Stormy whether

The headline read: “Center of NU sex storm.”

Attention-getting, for sure, though a verb would have been nice.

NU, in this case, is Northwestern University, a Big Ten school on the shores of Lake Michigan a little north of Chicago. “Sex” and “university” appearing in the same sentence…when has that ever happened before?

Well, context matters, and the referred-to storm comes, as it were, after two human sexuality class guest speakers wanted to demonstrate to dozens of students the workings of a…what? “Bedroom accessory?” “Personal massager?” How many euphemisms are there for “dildo attached to a reciprocating saw”?

At any rate, the professor initially considered putting the ixnay on these ijinkshay, but “just a little while earlier he’d been thinking about the knee-jerk negativity so many people have about sex, about sex research,” Chicago Tribune columnist Mary Schmich wrote. “As a man who believes everything is worth studying, he had to wonder why he was hesitating.”

“I could not come up with a good reason,” he said afterward, “so I said OK.”

Now, as someone who’s taught college courses, I could give this guy lots of good reasons to hesitate all the way to the point of just saying no.
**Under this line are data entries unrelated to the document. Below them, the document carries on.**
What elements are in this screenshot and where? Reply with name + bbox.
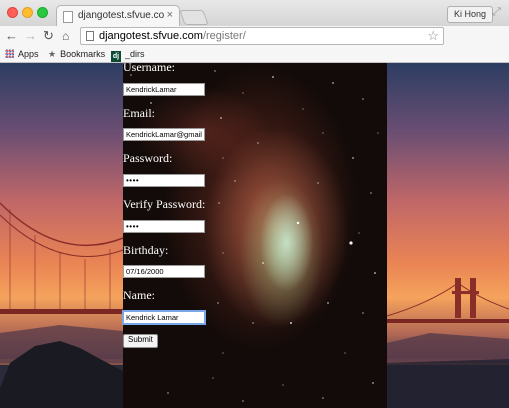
verify-password-label: Verify Password: xyxy=(123,197,206,211)
url-path: /register/ xyxy=(202,30,246,42)
back-arrow-icon[interactable]: ← xyxy=(5,28,18,44)
username-input[interactable]: KendrickLamar xyxy=(123,83,205,96)
fullscreen-icon[interactable]: ⤢ xyxy=(492,6,504,18)
starfield xyxy=(130,70,379,402)
name-label: Name: xyxy=(123,288,155,302)
page-favicon-icon xyxy=(63,11,73,23)
url-text[interactable]: djangotest.sfvue.com/register/ xyxy=(99,29,246,43)
profile-button[interactable]: Ki Hong xyxy=(447,6,494,23)
url-host: djangotest.sfvue.com xyxy=(99,30,203,42)
birthday-label: Birthday: xyxy=(123,243,169,257)
email-input[interactable]: KendrickLamar@gmail xyxy=(123,128,205,141)
page-icon xyxy=(86,31,94,41)
birthday-input[interactable]: 07/16/2000 xyxy=(123,265,205,278)
browser-toolbar: ← → ↻ ⌂ djangotest.sfvue.com/register/ ☆ xyxy=(0,26,509,67)
verify-password-input[interactable]: •••• xyxy=(123,220,205,233)
new-tab-button[interactable] xyxy=(179,10,209,25)
username-label: Username: xyxy=(123,63,175,74)
bookmarks-bar: Apps ★ Bookmarks dj _dirs xyxy=(0,46,509,63)
name-input[interactable]: Kendrick Lamar xyxy=(122,310,206,325)
password-input[interactable]: •••• xyxy=(123,174,205,187)
submit-button[interactable]: Submit xyxy=(123,334,158,348)
forward-arrow-icon[interactable]: → xyxy=(24,28,37,44)
tab-close-icon[interactable]: × xyxy=(167,9,173,21)
bookmark-apps-label: Apps xyxy=(18,49,39,59)
address-bar[interactable]: djangotest.sfvue.com/register/ ☆ xyxy=(80,27,444,45)
apps-grid-icon xyxy=(5,49,14,58)
close-window-button[interactable] xyxy=(7,7,18,18)
tab-register[interactable]: djangotest.sfvue.com/register/ × xyxy=(56,5,180,27)
bookmark-dirs-label: _dirs xyxy=(125,49,145,59)
django-icon: dj xyxy=(111,51,121,62)
bookmark-bookmarks-label: Bookmarks xyxy=(60,49,106,59)
bookmark-dirs[interactable]: dj _dirs xyxy=(111,47,145,62)
email-label: Email: xyxy=(123,106,155,120)
zoom-window-button[interactable] xyxy=(37,7,48,18)
password-label: Password: xyxy=(123,151,173,165)
bookmark-apps[interactable]: Apps xyxy=(5,47,39,61)
bookmark-star-icon[interactable]: ☆ xyxy=(427,28,439,44)
bookmark-bookmarks[interactable]: ★ Bookmarks xyxy=(48,47,105,61)
star-icon: ★ xyxy=(48,49,57,59)
page-viewport: Username: KendrickLamar Email: KendrickL… xyxy=(0,63,509,408)
reload-icon[interactable]: ↻ xyxy=(43,28,54,44)
home-icon[interactable]: ⌂ xyxy=(62,28,69,44)
minimize-window-button[interactable] xyxy=(22,7,33,18)
tab-title: djangotest.sfvue.com/register/ xyxy=(78,10,164,21)
window-titlebar: djangotest.sfvue.com/register/ × Ki Hong… xyxy=(0,0,509,27)
nebula-panel xyxy=(123,63,387,408)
Seriously, even though many of the young ladies in my journalism writing classes thought it was a good idea to show up looking like Barbara Hershey as Mary Magdalene in The Last Temptation of Christ, I was the one who had to pass a course on sexual harassment every semester.

Still, the prof has a point. Sex is everywhere. The Internet. Movies. Magazines. Popular songs. Posters. Direct mail. TV shows. TV ads. TV magazines. TV movies. Movies on demand on TV. It’s in the malls. It lines the highways. It’s even on born-again Christian radio. Really—have you ever listened to one of those stations? Those people don’t seem to think about anything but sex—and no wonder, given how much of it there is in the Bible.
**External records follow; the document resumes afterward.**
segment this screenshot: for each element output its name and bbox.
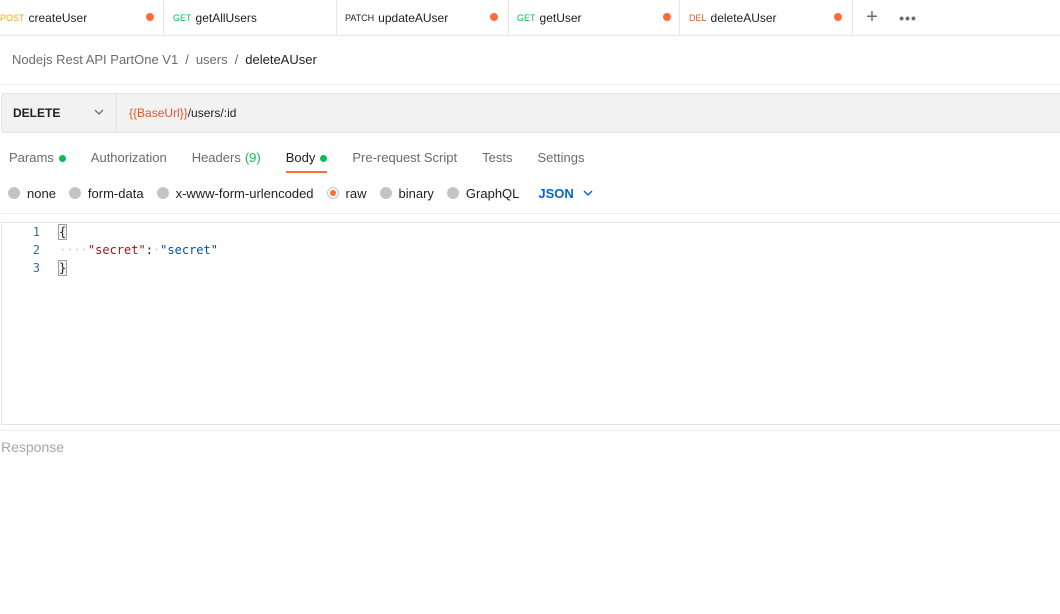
language-dropdown[interactable]: JSON (538, 185, 593, 201)
json-colon: : (145, 243, 153, 257)
language-value: JSON (538, 185, 574, 201)
unsaved-dot-icon (834, 13, 842, 21)
response-panel-title[interactable]: Response (1, 439, 64, 455)
chevron-down-icon (94, 109, 104, 115)
radio-icon (8, 187, 20, 199)
tab-updateAUser[interactable]: PATCH updateAUser (337, 0, 509, 35)
method-dropdown[interactable]: DELETE (2, 94, 117, 132)
radio-icon (379, 187, 392, 199)
tab-method: GET (173, 12, 192, 23)
tab-name: createUser (28, 10, 88, 25)
request-config-tabs: Params Authorization Headers (9) Body Pr… (9, 148, 609, 174)
line-number: 2 (32, 243, 40, 257)
status-dot-icon (320, 155, 328, 162)
breadcrumb-separator: / (185, 52, 189, 67)
breadcrumb-current[interactable]: deleteAUser (245, 52, 317, 67)
radio-raw[interactable]: raw (326, 185, 367, 201)
tab-createUser[interactable]: POST createUser (0, 0, 164, 35)
tab-label: Pre-request Script (352, 150, 458, 165)
radio-selected-icon (326, 187, 339, 199)
body-type-selector: none form-data x-www-form-urlencoded raw… (8, 185, 593, 201)
tab-method: DEL (689, 12, 707, 23)
json-key: "secret" (87, 243, 146, 257)
status-dot-icon (58, 155, 66, 162)
more-horizontal-icon: ••• (899, 9, 917, 26)
line-number: 3 (32, 261, 40, 275)
tab-authorization[interactable]: Authorization (91, 148, 167, 172)
radio-none[interactable]: none (8, 186, 56, 201)
tab-getAllUsers[interactable]: GET getAllUsers (164, 0, 337, 35)
body-code-editor[interactable]: 1 { 2 ····"secret":·"secret" 3 } (1, 222, 1060, 425)
radio-x-www-form-urlencoded[interactable]: x-www-form-urlencoded (156, 185, 314, 201)
request-tab-bar: POST createUser GET getAllUsers PATCH up… (0, 0, 1060, 36)
tab-name: getUser (539, 10, 582, 25)
tab-name: getAllUsers (195, 10, 257, 25)
tab-params[interactable]: Params (9, 148, 66, 172)
headers-count: (9) (244, 150, 261, 165)
tab-headers[interactable]: Headers (9) (192, 148, 261, 172)
unsaved-dot-icon (663, 13, 671, 21)
tab-method: POST (0, 12, 25, 23)
tab-name: deleteAUser (710, 10, 777, 25)
more-tabs-button[interactable]: ••• (891, 0, 925, 35)
breadcrumb: Nodejs Rest API PartOne V1 / users / del… (12, 52, 317, 67)
tab-getUser[interactable]: GET getUser (509, 0, 680, 35)
radio-label: binary (398, 185, 434, 201)
line-number: 1 (32, 225, 40, 239)
tab-method: PATCH (345, 12, 375, 23)
tab-label: Params (9, 150, 54, 165)
unsaved-dot-icon (146, 13, 154, 21)
url-path: /users/:id (187, 106, 237, 120)
url-input[interactable]: {{BaseUrl}}/users/:id (117, 94, 1060, 132)
breadcrumb-folder[interactable]: users (196, 52, 228, 67)
tab-label: Settings (537, 150, 585, 165)
tab-method: GET (517, 12, 536, 23)
divider (0, 213, 1060, 214)
tab-pre-request-script[interactable]: Pre-request Script (352, 148, 457, 172)
plus-icon: + (866, 6, 878, 28)
radio-label: raw (345, 185, 367, 201)
radio-graphql[interactable]: GraphQL (446, 185, 520, 201)
radio-label: form-data (87, 185, 144, 201)
tab-deleteAUser[interactable]: DEL deleteAUser (680, 0, 853, 35)
method-value: DELETE (13, 106, 61, 120)
unsaved-dot-icon (490, 13, 498, 21)
url-variable: {{BaseUrl}} (129, 106, 188, 120)
tab-settings[interactable]: Settings (537, 148, 584, 172)
breadcrumb-collection[interactable]: Nodejs Rest API PartOne V1 (12, 52, 178, 67)
tab-name: updateAUser (378, 10, 449, 25)
tab-label: Headers (191, 150, 241, 165)
radio-binary[interactable]: binary (379, 185, 434, 201)
radio-icon (156, 187, 169, 199)
radio-label: none (27, 185, 56, 201)
tab-tests[interactable]: Tests (482, 148, 512, 172)
tab-label: Tests (482, 150, 513, 165)
whitespace-marker: ···· (59, 243, 88, 257)
radio-icon (446, 187, 459, 199)
url-bar: DELETE {{BaseUrl}}/users/:id (1, 93, 1060, 133)
divider (0, 430, 1060, 431)
tab-label: Body (285, 150, 316, 165)
close-brace: } (57, 260, 68, 276)
divider (0, 84, 1060, 85)
tab-label: Authorization (90, 150, 167, 165)
tab-body[interactable]: Body (285, 148, 328, 173)
radio-label: x-www-form-urlencoded (175, 185, 314, 201)
radio-form-data[interactable]: form-data (68, 185, 144, 201)
radio-label: GraphQL (465, 185, 520, 201)
new-tab-button[interactable]: + (853, 0, 891, 35)
open-brace: { (57, 224, 68, 240)
chevron-down-icon (583, 190, 593, 196)
radio-icon (68, 187, 81, 199)
json-value: "secret" (160, 243, 218, 257)
breadcrumb-separator: / (234, 52, 239, 67)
Why is sex everywhere? Because it sells, sure. But it sells because we like it. It’s fascinating. It makes us feel good. No matter how much we kick and scream and protest and fight, we loves us some sex.

It’s apparently even all right in a college classroom…as long as it’s not actually happening.

Maybe that’s the problem down there in Evanston, Illinois, in the heart of “the real America.” We don’t mind sex going public, as long as it’s confined to pixels and paper. But start baring actual skin, and you’ve got a problem.

And maybe that’s not a bad thing. What would we fantasize about if there were no taboos?

I don’t remember where I heard it, but I nonetheless remember hearing this tidbit o’ wisdom: “No one should object to your sexual fantasies; your sexual fantasies are where you can do things you wouldn’t do for real.”

Think about it: In that class there was, Schmich wrote, “A man. A woman. A dildo on the base of a power saw.” Was it really necessary to turn the thing on?